Brumby, Hamilton, and Kells like bipartisanship, cooperation, and consensus. They even grapple, albeit briefly, with the way parliamentary chambers are designed and inhabited: wouldn’t it be better if a speaker stood beside the chair and spoke to the whole house in preference to our more adversarial arrangements? How about more free discussion and free votes in Parliament? Well, yes, but every decision of this kind exacts a cost, and a more Burkean approach to representation, with less party discipline, might also limit the ability to hold government to account.
Bipartisanship – usually praised in this book – can also take its pound of flesh. Party agreement, after all, might produce bad policy or, even worse, harsh injustice. Broad bipartisanship between the major parties seems to prevail on treatment of asylum seekers and meagre social security for the unemployed. Bipartisanship ensured that marriage equality occurred in this country years after public opinion was ready for it. Bipartisanship supports negative gearing for property investors and other goodies for the wealthy.

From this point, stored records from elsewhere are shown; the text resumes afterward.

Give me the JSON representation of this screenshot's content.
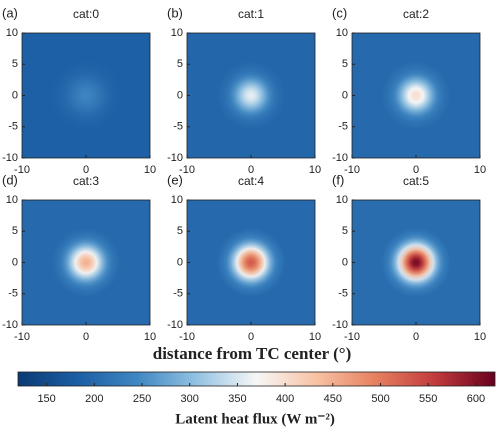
{
  "chart_data": {
    "type": "heatmap",
    "xlabel": "distance from TC center (°)",
    "xlim": [
      -10,
      10
    ],
    "ylim": [
      -10,
      10
    ],
    "xticks": [
      -10,
      0,
      10
    ],
    "yticks": [
      -10,
      -5,
      0,
      5,
      10
    ],
    "panels": [
      {
        "label": "(a)",
        "title": "cat:0",
        "peak": 240,
        "background": 185,
        "radius": 6
      },
      {
        "label": "(b)",
        "title": "cat:1",
        "peak": 360,
        "background": 195,
        "radius": 5.5
      },
      {
        "label": "(c)",
        "title": "cat:2",
        "peak": 400,
        "background": 200,
        "radius": 5.5
      },
      {
        "label": "(d)",
        "title": "cat:3",
        "peak": 450,
        "background": 200,
        "radius": 5.5
      },
      {
        "label": "(e)",
        "title": "cat:4",
        "peak": 530,
        "background": 200,
        "radius": 5.5
      },
      {
        "label": "(f)",
        "title": "cat:5",
        "peak": 610,
        "background": 205,
        "radius": 5.5
      }
    ],
    "colorbar": {
      "label": "Latent heat flux (W m⁻²)",
      "clim": [
        120,
        620
      ],
      "ticks": [
        150,
        200,
        250,
        300,
        350,
        400,
        450,
        500,
        550,
        600
      ],
      "colormap": [
        "#0a3a74",
        "#1c5ea4",
        "#3f87c2",
        "#93c2e2",
        "#f7f7f7",
        "#f8c2a4",
        "#e6805f",
        "#c13b3c",
        "#67001f"
      ]
    }
  }
}
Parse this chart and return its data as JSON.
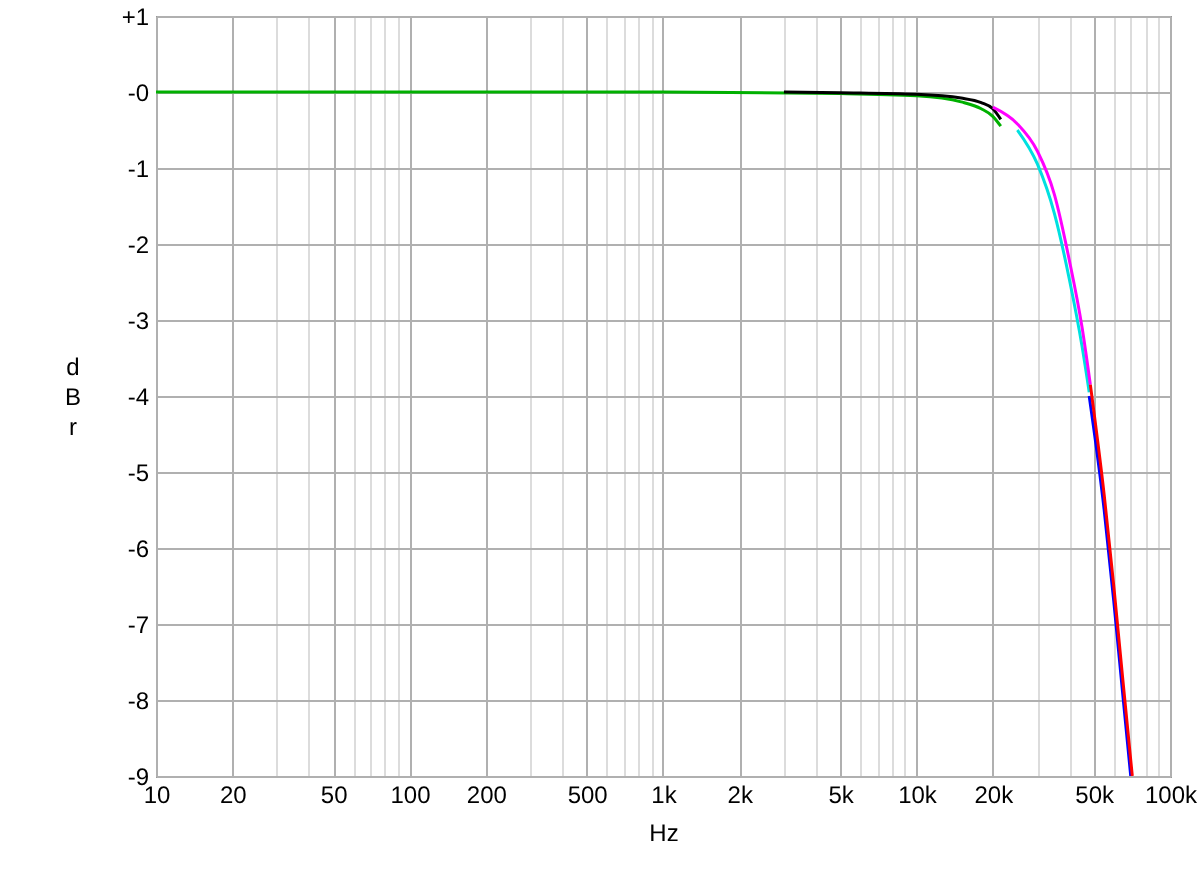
{
  "chart_data": {
    "type": "line",
    "xlabel": "Hz",
    "ylabel": "dBr",
    "log": "x",
    "grid": true,
    "line_style": "solid",
    "marker": "none",
    "xlim": [
      10,
      100000
    ],
    "ylim": [
      -9,
      1
    ],
    "xticks": [
      {
        "value": 10,
        "label": "10"
      },
      {
        "value": 20,
        "label": "20"
      },
      {
        "value": 30,
        "label": null
      },
      {
        "value": 40,
        "label": null
      },
      {
        "value": 50,
        "label": "50"
      },
      {
        "value": 60,
        "label": null
      },
      {
        "value": 70,
        "label": null
      },
      {
        "value": 80,
        "label": null
      },
      {
        "value": 90,
        "label": null
      },
      {
        "value": 100,
        "label": "100"
      },
      {
        "value": 200,
        "label": "200"
      },
      {
        "value": 300,
        "label": null
      },
      {
        "value": 400,
        "label": null
      },
      {
        "value": 500,
        "label": "500"
      },
      {
        "value": 600,
        "label": null
      },
      {
        "value": 700,
        "label": null
      },
      {
        "value": 800,
        "label": null
      },
      {
        "value": 900,
        "label": null
      },
      {
        "value": 1000,
        "label": "1k"
      },
      {
        "value": 2000,
        "label": "2k"
      },
      {
        "value": 3000,
        "label": null
      },
      {
        "value": 4000,
        "label": null
      },
      {
        "value": 5000,
        "label": "5k"
      },
      {
        "value": 6000,
        "label": null
      },
      {
        "value": 7000,
        "label": null
      },
      {
        "value": 8000,
        "label": null
      },
      {
        "value": 9000,
        "label": null
      },
      {
        "value": 10000,
        "label": "10k"
      },
      {
        "value": 20000,
        "label": "20k"
      },
      {
        "value": 30000,
        "label": null
      },
      {
        "value": 40000,
        "label": null
      },
      {
        "value": 50000,
        "label": "50k"
      },
      {
        "value": 60000,
        "label": null
      },
      {
        "value": 70000,
        "label": null
      },
      {
        "value": 80000,
        "label": null
      },
      {
        "value": 90000,
        "label": null
      },
      {
        "value": 100000,
        "label": "100k"
      }
    ],
    "yticks": [
      {
        "value": 1,
        "label": "+1"
      },
      {
        "value": 0,
        "label": "-0"
      },
      -1,
      -2,
      -3,
      -4,
      -5,
      -6,
      -7,
      -8,
      -9
    ],
    "series": [
      {
        "color": "#00b000",
        "x": [
          10,
          100,
          1000,
          5000,
          10000,
          15000,
          18000,
          20000,
          21500
        ],
        "values": [
          0,
          0,
          0,
          -0.02,
          -0.05,
          -0.13,
          -0.22,
          -0.32,
          -0.45
        ]
      },
      {
        "color": "#000000",
        "x": [
          3000,
          5000,
          10000,
          15000,
          18000,
          20000,
          21500
        ],
        "values": [
          0,
          -0.01,
          -0.03,
          -0.08,
          -0.14,
          -0.22,
          -0.36
        ]
      },
      {
        "color": "#00e0e0",
        "x": [
          25000,
          30000,
          35000,
          40000,
          45000,
          48000
        ],
        "values": [
          -0.5,
          -0.95,
          -1.6,
          -2.45,
          -3.35,
          -3.95
        ]
      },
      {
        "color": "#ff00ff",
        "x": [
          20000,
          25000,
          30000,
          35000,
          40000,
          45000,
          48500
        ],
        "values": [
          -0.2,
          -0.42,
          -0.78,
          -1.35,
          -2.2,
          -3.1,
          -3.85
        ]
      },
      {
        "color": "#0000ff",
        "x": [
          48000,
          55000,
          60000,
          65000,
          70000
        ],
        "values": [
          -4.0,
          -5.5,
          -6.7,
          -7.9,
          -9
        ]
      },
      {
        "color": "#ff0000",
        "x": [
          48500,
          55000,
          60000,
          65000,
          71000
        ],
        "values": [
          -3.85,
          -5.3,
          -6.5,
          -7.7,
          -9
        ]
      }
    ]
  }
}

Sometimes, in any event, the best kind of policy requires a government willing to stand up and fight, over years or even decades. We have Medicare today not through bipartisanship but because one party, Labor, backed by the unions, was prepared to fight for it in the face of hostility from the conservative parties and their supporters in the medical profession and health funds. The Coalition, having fought and then dismantled Medibank in the 1970s and early 1980s, then opposed its successor Medicare at every election from 1984 through to 1993. Medicare survives because Labor held firm and won those battles. The Liberals under Howard dropped their opposition at the 1996 election only because they were unwilling to bear more electoral damage over the issue, but they have nonetheless worked hard since, with some success, to undermine key principles and features of the scheme.
It is no doubt better if, in a contentious area of policy where lives will be improved by reform, there is a degree of bipartisanship and consensus. The National Disability Insurance Scheme – explored in A Better Australia – is an example, but there has been enough controversy about issues of implementation, detail, and cost to satisfy the political partisans. It is also at best a doubtful counterfactual to imagine that a greater degree of bipartisanship over the Voice would have pushed it across the line, although I agree with the authors’ suggestion that it was a grave error on Anthony Albanese’s part to adopt implementation of the Uluru Statement virtually as part of his government’s brand.

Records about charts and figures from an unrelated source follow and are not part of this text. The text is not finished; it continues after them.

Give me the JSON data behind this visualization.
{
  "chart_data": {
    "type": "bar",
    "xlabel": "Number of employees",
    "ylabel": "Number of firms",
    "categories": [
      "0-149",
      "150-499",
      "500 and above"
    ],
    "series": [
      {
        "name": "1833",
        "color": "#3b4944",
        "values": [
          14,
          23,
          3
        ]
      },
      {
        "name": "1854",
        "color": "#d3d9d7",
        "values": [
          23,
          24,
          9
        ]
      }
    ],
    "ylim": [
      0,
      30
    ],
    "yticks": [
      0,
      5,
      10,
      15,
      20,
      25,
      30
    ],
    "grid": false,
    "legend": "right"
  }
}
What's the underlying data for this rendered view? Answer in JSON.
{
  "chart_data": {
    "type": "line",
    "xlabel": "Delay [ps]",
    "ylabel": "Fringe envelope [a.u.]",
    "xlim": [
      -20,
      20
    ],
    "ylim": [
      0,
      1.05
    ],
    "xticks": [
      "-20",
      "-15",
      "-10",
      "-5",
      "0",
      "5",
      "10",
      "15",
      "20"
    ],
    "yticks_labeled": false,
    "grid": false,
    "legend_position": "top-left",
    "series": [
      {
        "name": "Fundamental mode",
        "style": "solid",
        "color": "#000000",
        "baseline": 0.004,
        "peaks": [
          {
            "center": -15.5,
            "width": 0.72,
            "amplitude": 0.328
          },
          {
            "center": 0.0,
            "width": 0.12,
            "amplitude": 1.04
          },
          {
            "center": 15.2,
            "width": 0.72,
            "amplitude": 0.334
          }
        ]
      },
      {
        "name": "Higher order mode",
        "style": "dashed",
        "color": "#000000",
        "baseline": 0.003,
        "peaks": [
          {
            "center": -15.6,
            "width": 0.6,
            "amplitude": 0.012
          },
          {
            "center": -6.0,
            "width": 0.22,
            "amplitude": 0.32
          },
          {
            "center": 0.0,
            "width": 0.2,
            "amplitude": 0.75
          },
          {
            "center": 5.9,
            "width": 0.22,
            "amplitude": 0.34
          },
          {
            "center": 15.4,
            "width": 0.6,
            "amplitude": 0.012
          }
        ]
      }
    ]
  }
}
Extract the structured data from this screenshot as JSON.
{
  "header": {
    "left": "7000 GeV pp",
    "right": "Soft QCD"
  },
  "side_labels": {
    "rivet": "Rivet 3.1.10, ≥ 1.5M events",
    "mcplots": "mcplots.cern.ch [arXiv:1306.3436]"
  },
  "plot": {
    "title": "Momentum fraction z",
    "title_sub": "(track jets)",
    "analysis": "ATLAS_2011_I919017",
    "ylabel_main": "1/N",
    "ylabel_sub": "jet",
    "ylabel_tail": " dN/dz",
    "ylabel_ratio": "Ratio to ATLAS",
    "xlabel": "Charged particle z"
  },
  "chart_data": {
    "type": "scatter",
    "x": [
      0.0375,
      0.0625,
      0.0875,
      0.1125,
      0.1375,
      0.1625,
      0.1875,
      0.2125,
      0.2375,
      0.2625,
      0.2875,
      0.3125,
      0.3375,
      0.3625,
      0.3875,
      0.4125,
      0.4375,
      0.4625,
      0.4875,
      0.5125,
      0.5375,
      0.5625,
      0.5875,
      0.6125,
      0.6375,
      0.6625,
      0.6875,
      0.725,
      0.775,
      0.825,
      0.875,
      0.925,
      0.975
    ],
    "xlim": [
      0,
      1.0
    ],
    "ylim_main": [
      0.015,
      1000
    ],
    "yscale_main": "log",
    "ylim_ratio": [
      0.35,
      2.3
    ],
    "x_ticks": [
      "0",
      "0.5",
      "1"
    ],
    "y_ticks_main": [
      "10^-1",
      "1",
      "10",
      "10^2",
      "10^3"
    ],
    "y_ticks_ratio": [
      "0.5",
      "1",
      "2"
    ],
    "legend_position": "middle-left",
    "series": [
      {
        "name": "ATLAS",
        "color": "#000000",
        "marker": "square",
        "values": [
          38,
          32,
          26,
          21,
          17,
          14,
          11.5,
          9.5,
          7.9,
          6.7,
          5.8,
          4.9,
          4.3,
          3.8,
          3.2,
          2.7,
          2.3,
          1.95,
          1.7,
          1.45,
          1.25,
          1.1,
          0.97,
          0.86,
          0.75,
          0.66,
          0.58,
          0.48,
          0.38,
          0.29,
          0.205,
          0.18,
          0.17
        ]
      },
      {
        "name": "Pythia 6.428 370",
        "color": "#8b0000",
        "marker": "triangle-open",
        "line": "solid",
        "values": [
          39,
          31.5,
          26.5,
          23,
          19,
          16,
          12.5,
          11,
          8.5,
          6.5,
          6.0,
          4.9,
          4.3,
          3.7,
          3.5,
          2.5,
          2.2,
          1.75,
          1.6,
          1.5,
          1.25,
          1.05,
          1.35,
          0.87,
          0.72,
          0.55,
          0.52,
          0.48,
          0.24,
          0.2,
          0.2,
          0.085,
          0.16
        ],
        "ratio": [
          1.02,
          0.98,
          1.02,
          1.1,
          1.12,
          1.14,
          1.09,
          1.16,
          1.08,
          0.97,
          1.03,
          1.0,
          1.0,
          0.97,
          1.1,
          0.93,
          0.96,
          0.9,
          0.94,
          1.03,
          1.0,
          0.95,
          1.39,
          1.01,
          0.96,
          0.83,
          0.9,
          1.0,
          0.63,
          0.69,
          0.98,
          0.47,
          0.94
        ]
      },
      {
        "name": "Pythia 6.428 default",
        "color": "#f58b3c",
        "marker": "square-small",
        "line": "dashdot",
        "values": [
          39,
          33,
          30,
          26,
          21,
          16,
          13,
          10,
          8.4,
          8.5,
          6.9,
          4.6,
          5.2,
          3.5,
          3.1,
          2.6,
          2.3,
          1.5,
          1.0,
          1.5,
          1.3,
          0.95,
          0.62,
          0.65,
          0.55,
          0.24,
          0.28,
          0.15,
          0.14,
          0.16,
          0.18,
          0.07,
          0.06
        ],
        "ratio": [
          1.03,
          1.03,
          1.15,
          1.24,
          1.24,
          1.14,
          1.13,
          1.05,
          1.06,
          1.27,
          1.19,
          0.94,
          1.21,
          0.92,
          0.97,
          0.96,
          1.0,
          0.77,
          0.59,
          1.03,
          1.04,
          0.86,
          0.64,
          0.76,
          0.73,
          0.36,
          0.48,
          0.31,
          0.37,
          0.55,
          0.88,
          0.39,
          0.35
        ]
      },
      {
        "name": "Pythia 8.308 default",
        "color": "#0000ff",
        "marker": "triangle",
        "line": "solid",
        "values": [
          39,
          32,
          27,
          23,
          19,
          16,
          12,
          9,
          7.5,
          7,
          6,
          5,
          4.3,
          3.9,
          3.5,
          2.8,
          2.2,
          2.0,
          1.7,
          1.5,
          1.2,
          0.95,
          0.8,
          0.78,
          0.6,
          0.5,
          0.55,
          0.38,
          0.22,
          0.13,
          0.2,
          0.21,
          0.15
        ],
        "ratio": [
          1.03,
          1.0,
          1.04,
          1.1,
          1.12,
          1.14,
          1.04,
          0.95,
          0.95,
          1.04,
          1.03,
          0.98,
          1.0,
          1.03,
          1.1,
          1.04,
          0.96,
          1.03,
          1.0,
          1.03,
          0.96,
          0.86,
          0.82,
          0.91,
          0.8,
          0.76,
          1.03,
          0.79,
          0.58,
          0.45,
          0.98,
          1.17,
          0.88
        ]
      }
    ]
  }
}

There is much wisdom in this book – some from the authors, some from the politicians and former politicians they have interviewed (Steve Bracks: ‘You need to build trust when you don’t need it – for the time when you do’). Their account is measured rather than visionary or utopian, but I was sometimes left wondering whether there was really enough oomph here to push strongly enough on partly open doors, which is usually how policy change happens.
I also fear there are few half-open doors right now – at least if the caution of the Albanese government is any indication. The authors rightly emphasise that innovative policy reform in recent decades has often come from the states and territories, and the weight given in their arguments to human capital and innovation is a reminder of the admirable and energetic Victorian Labor governments of the first decade of this century – in which Brumby was so prominent.
But is that going to be enough in this era of populism and authoritarianism, global heating and global hatred? This is an intelligent, informative, and good-hearted book that makes you want to think so, even as hope is clouded by fear and doubt.